Qu’elles aient l’aspect de posters, de puzzles ou d’albums cartonnés, les illustrations de Guillermo Mordillo ont impressionné durablement d’innombrables rétines dans les années 1970 et 1980, quand le dessinateur argentin était au sommet de sa gloire. Ses girafes au cou interminable, ses éléphants obèses, ses amoureux à la tendresse désarmante, ses footballeurs au nez aussi rond que leur ballon ont façonné un petit théâtre poétique sous le signe du rire et de l’absurde, qu’il est impossible d’oublier.

La disparition de l’humoriste, samedi 29 juin à son domicile de Majorque (Espagne), à l’âge de 86 ans, plonge dans une profonde nostalgie tous ceux et celles qui, un jour ou l’autre, dans leur chambre d’ado, ont souri aux situations rocambolesques sorties de son crayon.

« J’adorais ses livres quand j’étais petit, ses images fourmillantes de millions de détails m’ont beaucoup influencé », a commenté l’auteur de BD Boulet, sur son compte Twitter.

Définir le style Mordillo est assez simple. Il se caractérise par une ligne claire d’une rondeur et d’une souplesse toujours égales, jamais altérées par l’usure du temps ou le changement de techniques. Par l’usage du blanc comme couleur principale donnée à ses personnages, ce afin de les faire mieux ressortir au milieu de décors chatoyants. Par l’absence de parole, enfin. Voir un phylactère s’échapper de la bouche d’un de ses protagonistes aurait été impensable. Mordillo avait mis au point un humour universel, accessible à tous, hermétique au bouillonnement du monde extérieur. Cela explique pourquoi on trouvait ses réalisations aussi bien dans les magasins de jouets de Tokyo que dans les librairies de Saint-Germain-des-Prés.

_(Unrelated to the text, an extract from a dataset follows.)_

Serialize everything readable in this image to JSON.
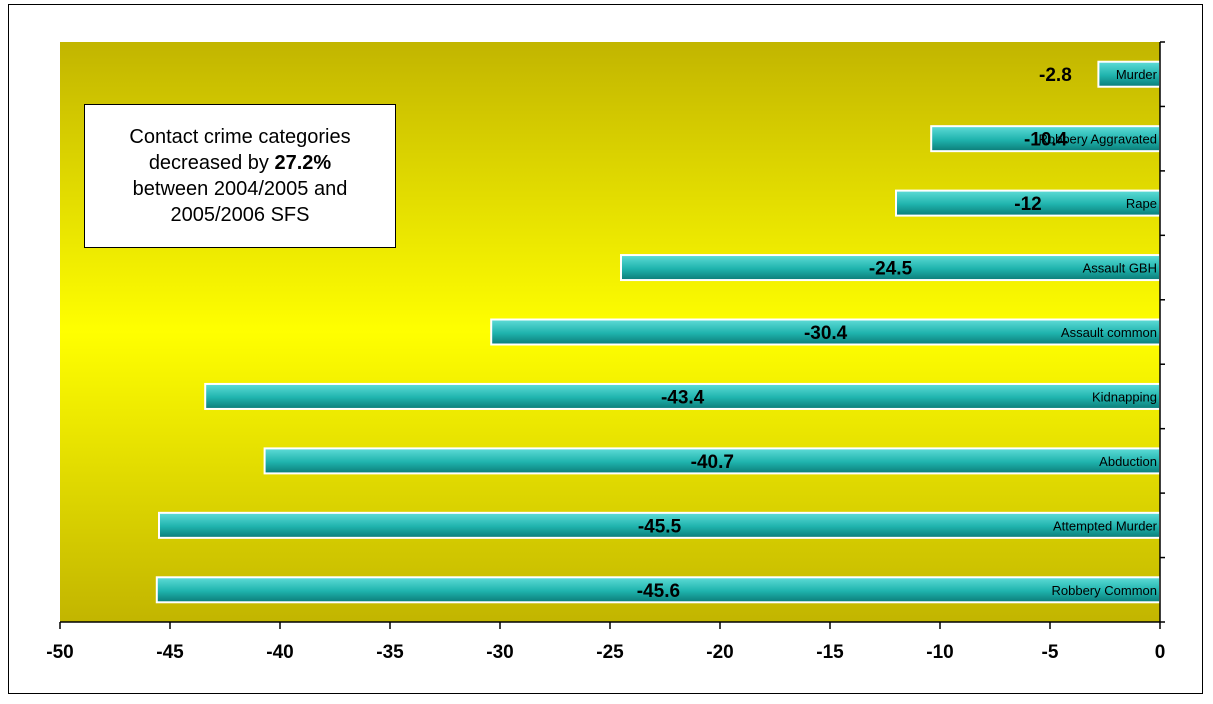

Aucun vainqueur aucun vaincu, seul le rire compte les points

La principale marque distinctive de son humour reste néanmoins cet art du décalage permanent, où la forme est souvent mise au service du gag. Un groupe de cyclistes s’avance sur une route coupée en deux par un fossé ? Allongée horizontalement, une girafe déploiera son cou à la manière d’un pont. Sur l’échafaud, un condamné à mort s’apprête à être pendu ? Il a le temps de se prendre en selfie. Un torero réclame l’ovation du public après plusieurs passes ? Le taureau lui botte les fesses en retour. Chez Mordillo, aucun vainqueur aucun vaincu, seul le rire compte les points. Ses dessins aux accents de pantalonnade rudoient sans distinction les tares du genre humain, de la vanité à l’arrogance.

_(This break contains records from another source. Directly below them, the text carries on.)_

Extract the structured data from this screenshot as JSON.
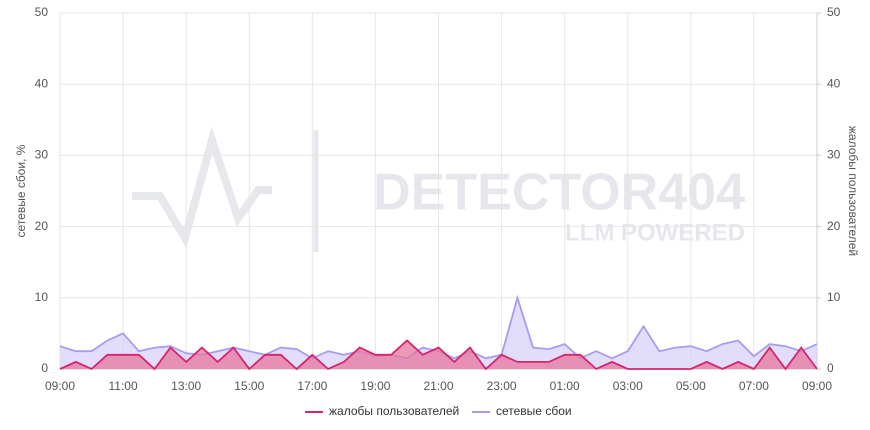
{
  "chart_data": {
    "type": "area",
    "watermark": {
      "title": "DETECTOR404",
      "subtitle": "LLM POWERED"
    },
    "y_label": "сетевые сбои, %",
    "y2_label": "жалобы пользователей",
    "categories": [
      "09:00",
      null,
      null,
      null,
      "11:00",
      null,
      null,
      null,
      "13:00",
      null,
      null,
      null,
      "15:00",
      null,
      null,
      null,
      "17:00",
      null,
      null,
      null,
      "19:00",
      null,
      null,
      null,
      "21:00",
      null,
      null,
      null,
      "23:00",
      null,
      null,
      null,
      "01:00",
      null,
      null,
      null,
      "03:00",
      null,
      null,
      null,
      "05:00",
      null,
      null,
      null,
      "07:00",
      null,
      null,
      null,
      "09:00"
    ],
    "ylim": [
      0,
      50
    ],
    "yticks": [
      0,
      10,
      20,
      30,
      40,
      50
    ],
    "y2lim": [
      0,
      50
    ],
    "y2ticks": [
      0,
      10,
      20,
      30,
      40,
      50
    ],
    "grid": true,
    "legend": "bottom",
    "series": [
      {
        "name": "жалобы пользователей",
        "color": "#d6256c",
        "fill": "#e8759f",
        "axis": "y2",
        "values": [
          0,
          1,
          0,
          2,
          2,
          2,
          0,
          3,
          1,
          3,
          1,
          3,
          0,
          2,
          2,
          0,
          2,
          0,
          1,
          3,
          2,
          2,
          4,
          2,
          3,
          1,
          3,
          0,
          2,
          1,
          1,
          1,
          2,
          2,
          0,
          1,
          0,
          0,
          0,
          0,
          0,
          1,
          0,
          1,
          0,
          3,
          0,
          3,
          0
        ]
      },
      {
        "name": "сетевые сбои",
        "color": "#a79cf0",
        "fill": "#d7d1f8",
        "values": [
          3.2,
          2.5,
          2.5,
          4,
          5,
          2.5,
          3,
          3.2,
          2.2,
          2,
          2.5,
          3,
          2.5,
          2,
          3,
          2.8,
          1.5,
          2.5,
          2,
          2.5,
          1.8,
          2,
          1.5,
          3,
          2.5,
          1.5,
          2.5,
          1.5,
          2,
          10,
          3,
          2.8,
          3.5,
          1.5,
          2.5,
          1.5,
          2.5,
          6,
          2.5,
          3,
          3.2,
          2.5,
          3.5,
          4,
          1.8,
          3.5,
          3.2,
          2.5,
          3.5
        ]
      }
    ]
  }
}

Pour atemporel qu’il paraisse, l’humour mordillesque a mis un certain temps avant de s’élaborer et de se figer dans une esthétique familière. Né le 4 août 1932 à Buenos Aires, Guillermo Mordillo Menéndez travaillera d’abord dans la publicité avant de créer un studio de dessins animés, le studio Calas, alors qu’il a tout juste 20 ans. Comme de nombreux dessinateurs argentins à l’époque, il fuit la dictature pour s’installer à l’étranger, d’abord à Lima, en 1955, puis à New York et à Paris, où il arrive en 1963.

La publicité est alors encore son principal gagne-pain, ce qui ne l’empêche pas de placer quelques gags dans des magazines tels que Lui, Paris Match, Marie Claire ou encore Pif Gadget – un éclectisme qui témoigne, très tôt, de l’œcuménisme d’un auteur qui, à l’image d’un Sempé ou d’un Quino (son compatriote, créateur de Mafalda), va bientôt conquérir le monde avec ses bonshommes à gros nez et ses girafes lunatiques.